Kavram olarak ıslah; taraflardan birinin yapmış olduğu usul işleminin tamamen veya kısmen düzeltilmesidir (6100 sayılı HMK. m. 176). Taraflar ihmal, unutma, yetersiz bilgi ve benzeri sebeplerle eksik ya da hatalı şekilde iddia ve savunmada bulunmuş olabilecekleri gibi, yargılama sırasında meydana gelen gelişmeler neticesinde de yargılamanın başında sundukları iddia ve savunmalarında değişiklik yapma ihtiyacı duyabilirler. Islah müessesesi, dava değiştirme, başka bir deyişle iddia ve savunmanın değiştirilmesi veya genişletilmesi yasağını bertaraf eden bir imkandır. Zira bu suretle, aslında yasal itiraz ile karşılanabilecek olan herhangi bir taraf muamelesi, ıslah kurumu yardımı ile artık bu itirazı davet etmeksizin yapılabilmektedir (Üstündağ S: Medeni Yargılama Hukuku, C.I.II.B.5, İstanbul 1992, s.534).

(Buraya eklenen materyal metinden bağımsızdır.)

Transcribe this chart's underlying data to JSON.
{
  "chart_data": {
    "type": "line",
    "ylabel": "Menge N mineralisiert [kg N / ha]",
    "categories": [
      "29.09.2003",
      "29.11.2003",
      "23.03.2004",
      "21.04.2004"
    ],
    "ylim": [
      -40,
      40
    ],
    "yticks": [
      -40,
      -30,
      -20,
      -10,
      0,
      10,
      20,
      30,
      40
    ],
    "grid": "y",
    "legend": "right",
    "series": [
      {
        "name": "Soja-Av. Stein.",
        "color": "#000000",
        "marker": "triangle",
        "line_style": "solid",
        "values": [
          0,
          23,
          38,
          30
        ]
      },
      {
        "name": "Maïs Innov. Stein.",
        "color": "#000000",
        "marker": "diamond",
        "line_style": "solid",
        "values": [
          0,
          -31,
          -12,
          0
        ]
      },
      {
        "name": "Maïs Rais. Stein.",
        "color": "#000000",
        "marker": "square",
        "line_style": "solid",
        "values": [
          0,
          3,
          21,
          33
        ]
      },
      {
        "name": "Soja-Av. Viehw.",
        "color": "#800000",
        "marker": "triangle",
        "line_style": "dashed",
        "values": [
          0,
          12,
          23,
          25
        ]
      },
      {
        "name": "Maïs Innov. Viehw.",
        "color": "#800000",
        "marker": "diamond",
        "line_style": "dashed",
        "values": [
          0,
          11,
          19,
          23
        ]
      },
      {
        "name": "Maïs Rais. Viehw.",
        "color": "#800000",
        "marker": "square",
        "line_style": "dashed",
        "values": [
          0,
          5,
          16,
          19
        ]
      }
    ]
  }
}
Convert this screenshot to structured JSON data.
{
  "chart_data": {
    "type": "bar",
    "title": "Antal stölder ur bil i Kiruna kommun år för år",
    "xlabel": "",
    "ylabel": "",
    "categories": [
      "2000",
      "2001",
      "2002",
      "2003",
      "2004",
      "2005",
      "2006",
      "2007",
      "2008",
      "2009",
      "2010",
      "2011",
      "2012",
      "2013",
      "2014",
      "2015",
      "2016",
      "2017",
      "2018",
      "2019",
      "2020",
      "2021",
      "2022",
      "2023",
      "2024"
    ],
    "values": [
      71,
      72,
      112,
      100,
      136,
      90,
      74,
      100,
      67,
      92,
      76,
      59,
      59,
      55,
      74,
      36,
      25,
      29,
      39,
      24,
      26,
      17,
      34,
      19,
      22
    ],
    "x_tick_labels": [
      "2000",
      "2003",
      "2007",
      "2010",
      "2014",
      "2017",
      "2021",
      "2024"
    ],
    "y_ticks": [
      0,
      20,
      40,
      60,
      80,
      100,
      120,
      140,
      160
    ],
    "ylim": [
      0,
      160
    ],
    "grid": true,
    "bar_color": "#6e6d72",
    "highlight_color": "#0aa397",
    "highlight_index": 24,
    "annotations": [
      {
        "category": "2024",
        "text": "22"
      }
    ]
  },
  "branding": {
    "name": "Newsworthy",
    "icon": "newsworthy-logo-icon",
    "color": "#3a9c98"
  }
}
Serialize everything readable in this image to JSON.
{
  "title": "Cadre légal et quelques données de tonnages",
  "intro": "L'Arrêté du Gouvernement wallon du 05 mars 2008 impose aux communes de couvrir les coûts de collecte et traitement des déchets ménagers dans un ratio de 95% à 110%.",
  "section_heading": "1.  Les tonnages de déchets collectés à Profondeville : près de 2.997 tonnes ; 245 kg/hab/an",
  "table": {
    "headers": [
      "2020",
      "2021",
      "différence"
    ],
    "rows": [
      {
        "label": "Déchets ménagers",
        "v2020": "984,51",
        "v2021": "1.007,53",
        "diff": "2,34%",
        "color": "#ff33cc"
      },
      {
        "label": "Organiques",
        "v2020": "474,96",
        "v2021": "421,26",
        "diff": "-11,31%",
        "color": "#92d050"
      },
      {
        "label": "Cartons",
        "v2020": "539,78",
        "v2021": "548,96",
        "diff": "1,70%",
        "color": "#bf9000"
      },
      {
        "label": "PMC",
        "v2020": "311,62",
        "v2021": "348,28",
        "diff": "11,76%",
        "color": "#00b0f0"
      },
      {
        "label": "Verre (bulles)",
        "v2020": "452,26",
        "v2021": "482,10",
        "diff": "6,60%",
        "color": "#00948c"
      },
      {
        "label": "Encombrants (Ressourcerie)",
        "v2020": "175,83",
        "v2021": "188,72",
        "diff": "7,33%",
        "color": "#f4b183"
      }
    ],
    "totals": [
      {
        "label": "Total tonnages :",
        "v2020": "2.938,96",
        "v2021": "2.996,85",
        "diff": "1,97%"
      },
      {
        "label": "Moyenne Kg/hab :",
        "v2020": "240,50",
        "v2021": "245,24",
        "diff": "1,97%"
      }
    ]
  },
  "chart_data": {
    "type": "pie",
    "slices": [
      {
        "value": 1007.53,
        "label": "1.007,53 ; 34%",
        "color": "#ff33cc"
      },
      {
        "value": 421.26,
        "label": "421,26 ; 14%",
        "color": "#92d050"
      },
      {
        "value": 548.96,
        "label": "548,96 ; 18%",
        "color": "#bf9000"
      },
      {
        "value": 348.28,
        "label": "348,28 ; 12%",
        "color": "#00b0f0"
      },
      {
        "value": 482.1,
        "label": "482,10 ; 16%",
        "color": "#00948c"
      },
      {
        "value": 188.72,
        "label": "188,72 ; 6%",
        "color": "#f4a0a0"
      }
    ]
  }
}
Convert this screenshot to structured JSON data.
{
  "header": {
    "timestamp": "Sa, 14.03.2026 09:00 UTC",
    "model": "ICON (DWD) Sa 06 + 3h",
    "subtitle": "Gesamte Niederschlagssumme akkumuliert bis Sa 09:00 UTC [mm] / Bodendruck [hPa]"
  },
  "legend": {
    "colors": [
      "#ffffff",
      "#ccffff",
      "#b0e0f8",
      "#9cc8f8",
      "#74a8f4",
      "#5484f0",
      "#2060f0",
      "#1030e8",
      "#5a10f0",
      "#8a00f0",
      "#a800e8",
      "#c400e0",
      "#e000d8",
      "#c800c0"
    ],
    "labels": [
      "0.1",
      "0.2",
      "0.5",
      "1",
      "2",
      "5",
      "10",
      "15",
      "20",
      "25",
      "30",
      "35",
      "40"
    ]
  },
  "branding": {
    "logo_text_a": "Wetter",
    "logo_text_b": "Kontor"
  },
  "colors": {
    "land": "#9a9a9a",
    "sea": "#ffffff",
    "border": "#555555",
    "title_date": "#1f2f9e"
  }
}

Islah, mahkemeye yöneltilen tek taraflı ve açık bir irade beyanı olduğundan, yasal şartları yerine getirildiği takdirde, karşı tarafın ya da mahkemenin kabulüne bağlı olmaksızın yapılabilir. İddia ve savunmayı değiştirme ya da genişletme sayılmayan hallerde veya karşı tarafın genişletme ve değiştirmeye rıza gösterdiği hallerde ıslaha başvurmaya gerek olmadığı açıktır. Davanın tamamen ıslahı mümkün olduğu gibi kısmen ıslahı da mümkündür. Ancak ıslahın yapılması, Kanun uyarınca zaman bakımından sınırlandırılmış ve HMK’nın “Islahın Zamanı ve Şekli” başlıklı 177. maddesinin 1. fıkrasında tahkikatın sona ermesine kadar ıslahın yapılabileceği düzenlenmiştir. Bu noktada yargılamanın hangi aşamasına kadar ıslahın mümkün olacağını belirleyebilmek için tahkikat evresinden bahsetmek gerekmektedir. Zira ıslahın zaman bakımından sınırı, bozmadan sonra ıslahın yapılıp yapılamayacağı ile doğrudan ilgilidir.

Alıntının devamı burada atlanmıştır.